2. Dataloaders#

The objective of this assignment is to familiarise yourself with datasets and data loaders while exploring a real deep learning project. We will use the PyTorch framework to implement this.

Prerequisite#

In the class, we worked on the Quick Start notebook. The assignment is the continuation of that notebook.

Assignment#

Please do the following questions and submit it by Thursday May 4 at 23h59 O’clock. The submission is one or more notebook (.ipynb) files that can include code, comments, written texts, and plots.

1. Dataloader from a directory#

As discussed in the Quick Start notebook we cannot load all images in the memory.

Change the code to load the dataset on the fly from this zip file (this is the same set of images we had loaded all in the memory).

  • Download and extract the zip file into one directory.

  • The directory contains two subfolders of train and test and two CSV files for their corresponding ground truths.

  • The dataloader should receive the path to this directory as an argument and read images in the __getitem__ function and return them.

2. Different colours for the train and test set#

Change the Quick Start notebook notebook so the training set always has achromatic backgrounds (greyscale) and the test set colourful background.

  • The dataloader function should receive an argument which specifies what types of background to use.

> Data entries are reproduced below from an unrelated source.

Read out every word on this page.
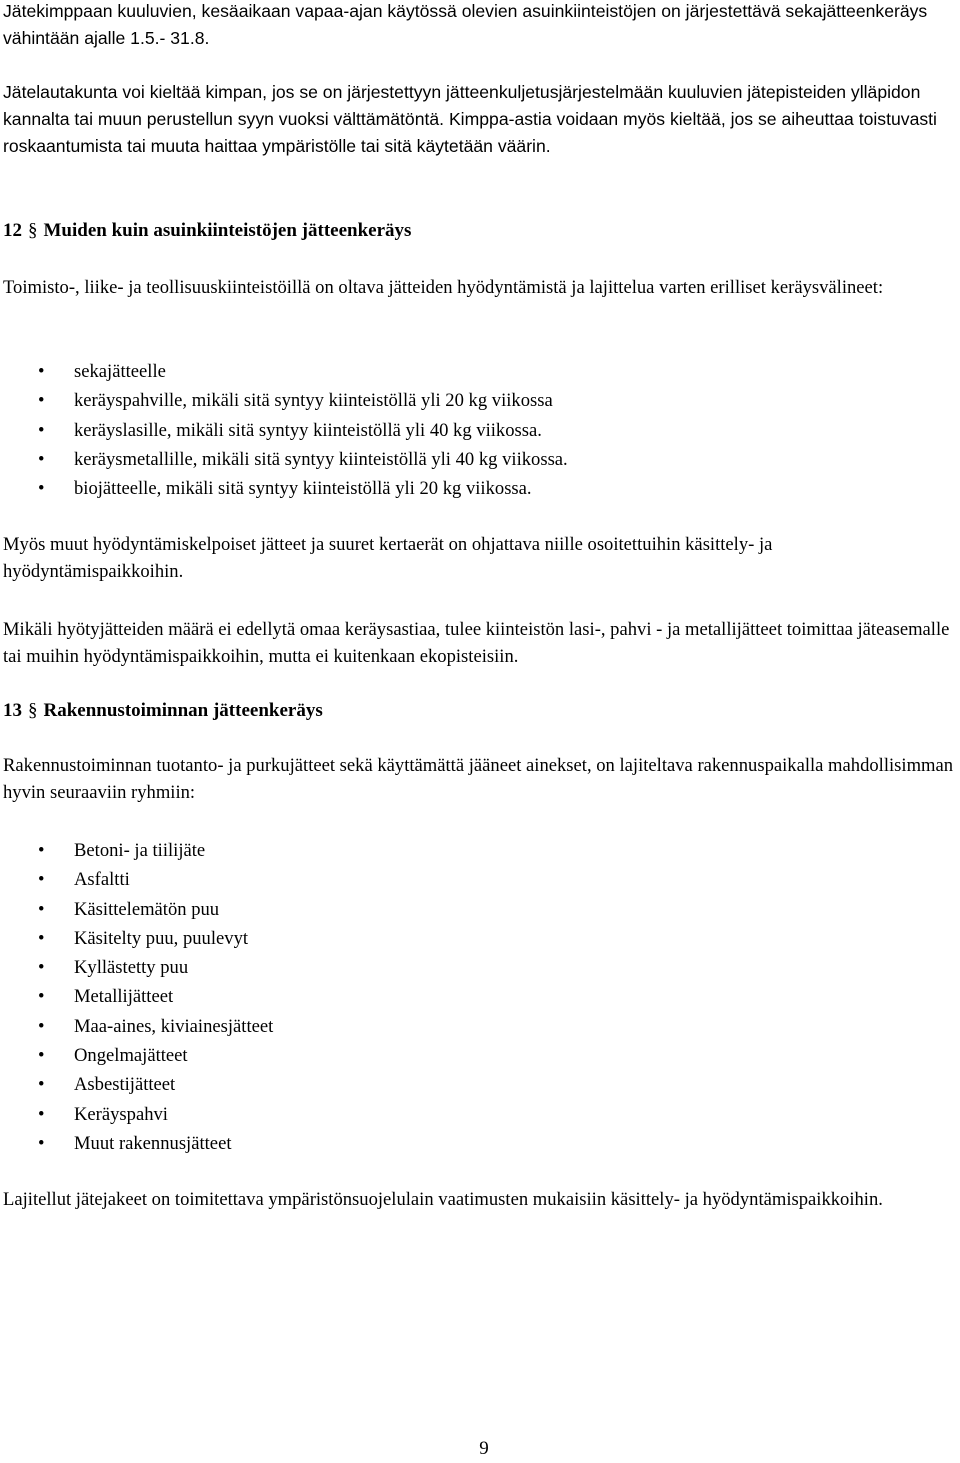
Jätekimppaan kuuluvien, kesäaikaan vapaa-ajan käytössä olevien asuinkiinteistöjen on järjestettävä sekajätteenkeräys vähintään ajalle 1.5.- 31.8.

Jätelautakunta voi kieltää kimpan, jos se on järjestettyyn jätteenkuljetusjärjestelmään kuuluvien jätepisteiden ylläpidon kannalta tai muun perustellun syyn vuoksi välttämätöntä. Kimppa-astia voidaan myös kieltää, jos se aiheuttaa toistuvasti roskaantumista tai muuta haittaa ympäristölle tai sitä käytetään väärin.

12 § Muiden kuin asuinkiinteistöjen jätteenkeräys

Toimisto-, liike- ja teollisuuskiinteistöillä on oltava jätteiden hyödyntämistä ja lajittelua varten erilliset keräysvälineet:

• sekajätteelle
• keräyspahville, mikäli sitä syntyy kiinteistöllä yli 20 kg viikossa
• keräyslasille, mikäli sitä syntyy kiinteistöllä yli 40 kg viikossa.
• keräysmetallille, mikäli sitä syntyy kiinteistöllä yli 40 kg viikossa.
• biojätteelle, mikäli sitä syntyy kiinteistöllä yli 20 kg viikossa.

Myös muut hyödyntämiskelpoiset jätteet ja suuret kertaerät on ohjattava niille osoitettuihin käsittely- ja hyödyntämispaikkoihin.

Mikäli hyötyjätteiden määrä ei edellytä omaa keräysastiaa, tulee kiinteistön lasi-, pahvi - ja metallijätteet toimittaa jäteasemalle tai muihin hyödyntämispaikkoihin, mutta ei kuitenkaan ekopisteisiin.

13 § Rakennustoiminnan jätteenkeräys

Rakennustoiminnan tuotanto- ja purkujätteet sekä käyttämättä jääneet ainekset, on lajiteltava rakennuspaikalla mahdollisimman hyvin seuraaviin ryhmiin:

• Betoni- ja tiilijäte
• Asfaltti
• Käsittelemätön puu
• Käsitelty puu, puulevyt
• Kyllästetty puu
• Metallijätteet
• Maa-aines, kiviainesjätteet
• Ongelmajätteet
• Asbestijätteet
• Keräyspahvi
• Muut rakennusjätteet

Lajitellut jätejakeet on toimitettava ympäristönsuojelulain vaatimusten mukaisiin käsittely- ja hyödyntämispaikkoihin.

9
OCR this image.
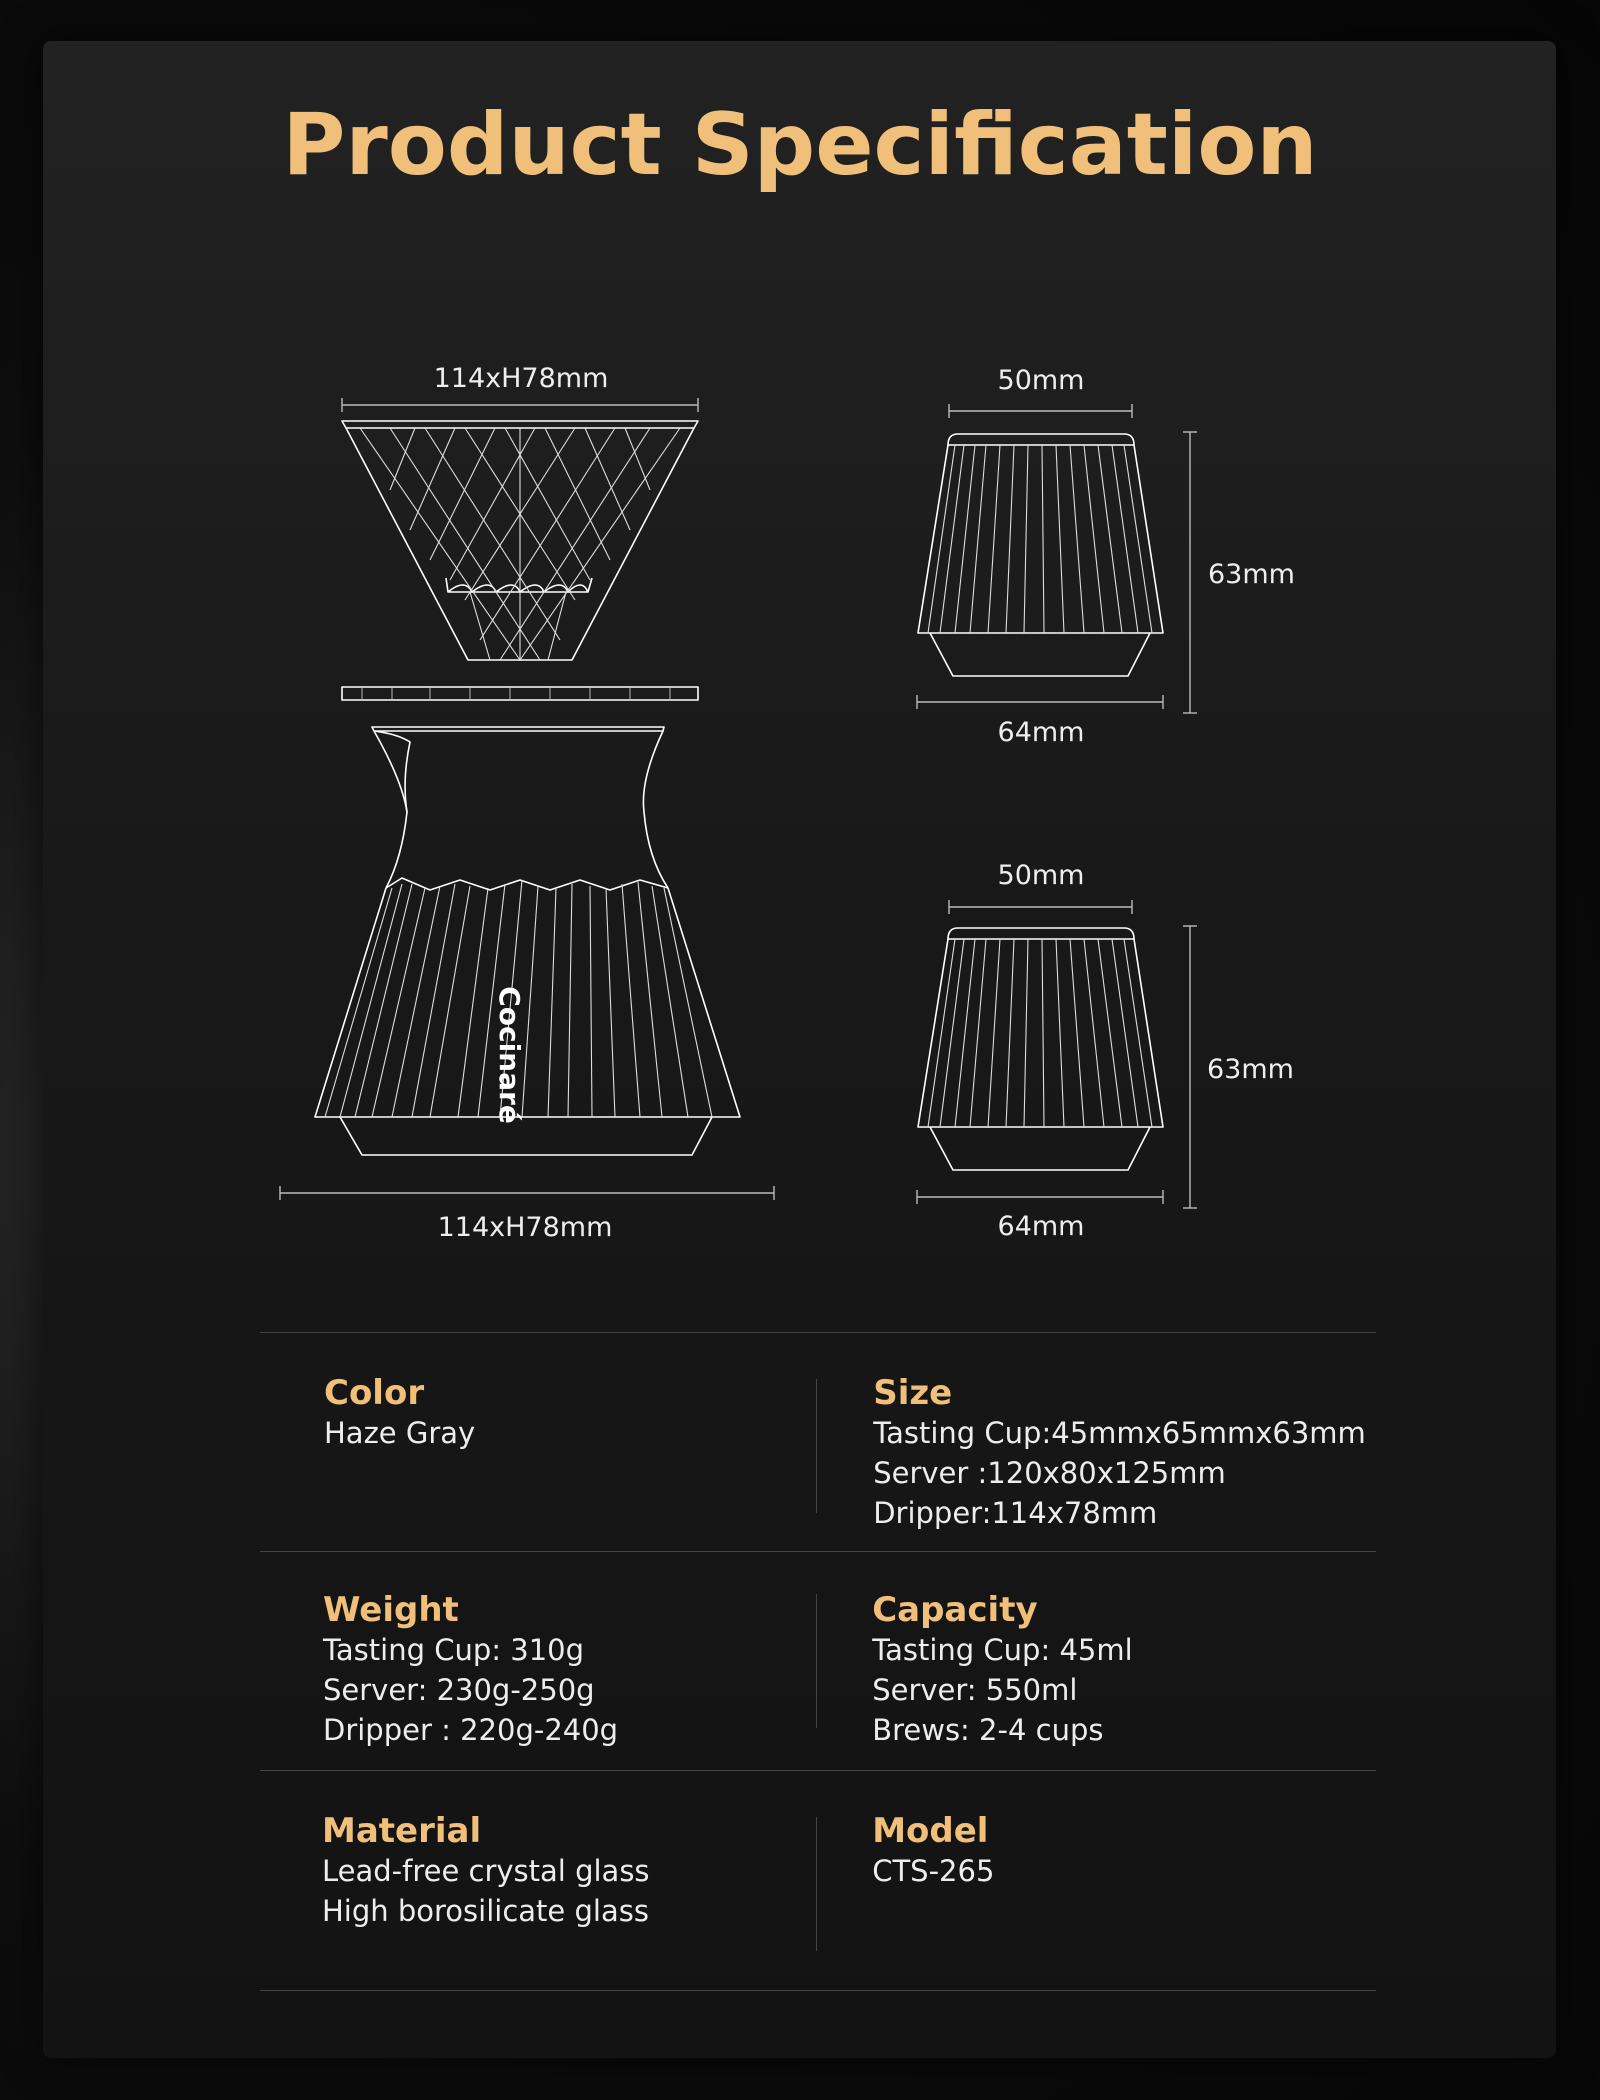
Product Specification
114xH78mm
114xH78mm
Cocinaré
50mm
63mm
64mm
50mm
63mm
64mm

Color

Haze Gray

Size

Tasting Cup:45mmx65mmx63mm

Server :120x80x125mm

Dripper:114x78mm

Weight

Tasting Cup: 310g

Server: 230g-250g

Dripper : 220g-240g

Capacity

Tasting Cup: 45ml

Server: 550ml

Brews: 2-4 cups

Material

Lead-free crystal glass

High borosilicate glass

Model

CTS-265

  • Does the network generalise from the training set to the test set?

  • Change the sets (train colourful backgrounds, test grey backgrounds) and perform similar experiments.

  • Do similar experiments with the foreground geometrical shapes.

Bonus: if the network doesn’t learn the task with the above-mentioned manipulations, play with the number of epochs or the design of architecture until it obtains high accuracy in the test set.

3. Extend the geometrical shapes#

Currently, our dataset contains only 3 geometrical shapes. Add one or more geometrical shapes to it, e.g., square and triangle.

  • Change the data generation routines to add at least one new geometrical shape.

  • Visualise the new dataset.

  • Change the network/training code to train a network with a new dataset.